Tedesco defended the good name of Alliance Defending Freedom, which SPLC falsely maligns as a "hate group." "With eight wins in the last seven years at the U.S. Supreme Court and hundreds of victories for free speech at America's public universities, ADF is one of the nation's most respected and successful legal advocates, working to preserve our fundamental freedoms of speech, religion, and conscience for people from all walks of life," he said.

"SPLC's partisan tactics and slander have ruinous, real-world consequences for which they should not be excused; we are evaluating all our options to defend the good name of ADF, including possible legal action," Tedesco concluded.

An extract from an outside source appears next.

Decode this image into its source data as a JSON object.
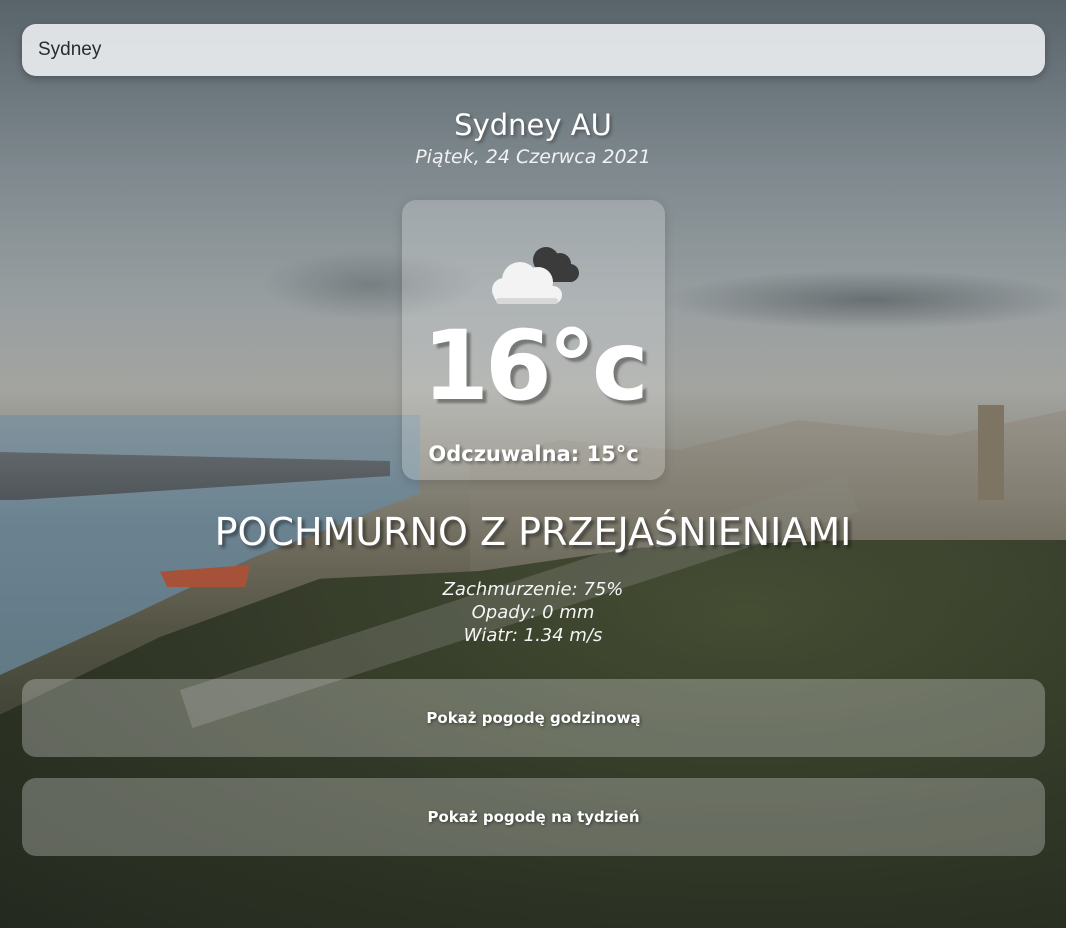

Staver noted that the SPLC labels groups "in order to destroy them," and he pointed out that that characterization comes from the SPLC's own words. The Liberty Counsel chairman also referenced a terror attack inspired by the left-wing group's "hate map."

In 2012, Floyd Lee Corkins III broke into the Family Research Council (FRC), aiming to kill everyone in the building. He admitted to targeting the FRC because the SPLC listed it as an "anti-gay group" on its "hate map." That wasn't the only incident connecting the SPLC with terror, however.

"Even the shooter last year in D.C. was a Facebook fan of the SPLC and the SPLC ran a false article saying [House Majority Whip] Steve Scaliese was a white supremacist," Staver added. In a statement, Nawaz himself had highlighted the connection between the SPLC and James Hodgkinson, the Congressional Baseball Game shooter last summer.

"There are people out there that are unhinged. They go out and take action. They assume that somebody hates them," the Liberty Counsel chairman explained. Due to these radical actors, "You have to be careful with your language. We can disagree but we can't demonize one another. Certainly, do not do anything that would put somebody that you disagree with in physical danger."

"The groups that we're talking to, that have approached us, all of them oppose violence," Staver said. "None of them advocate violence. They don't agree with the SPLC on certain issues, but they oppose violence. They have no reason to hate anyone."

It is hard to predict how a 60-party lawsuit against the SPLC's "hate group" labeling would play out. D. James Kennedy Ministries, the Christian nonprofit that sued Amazon and the SPLC over the "hate group" defamation last year, reported in late May that a preliminary hearing on its case was a "positive development."

Nawaz's case may be unique, since it involved a devout Muslim slandered as an "anti-Muslim extremist." Even so, the settlement does give grounds for hope, and the falsely labeled "hate groups" are considering their options.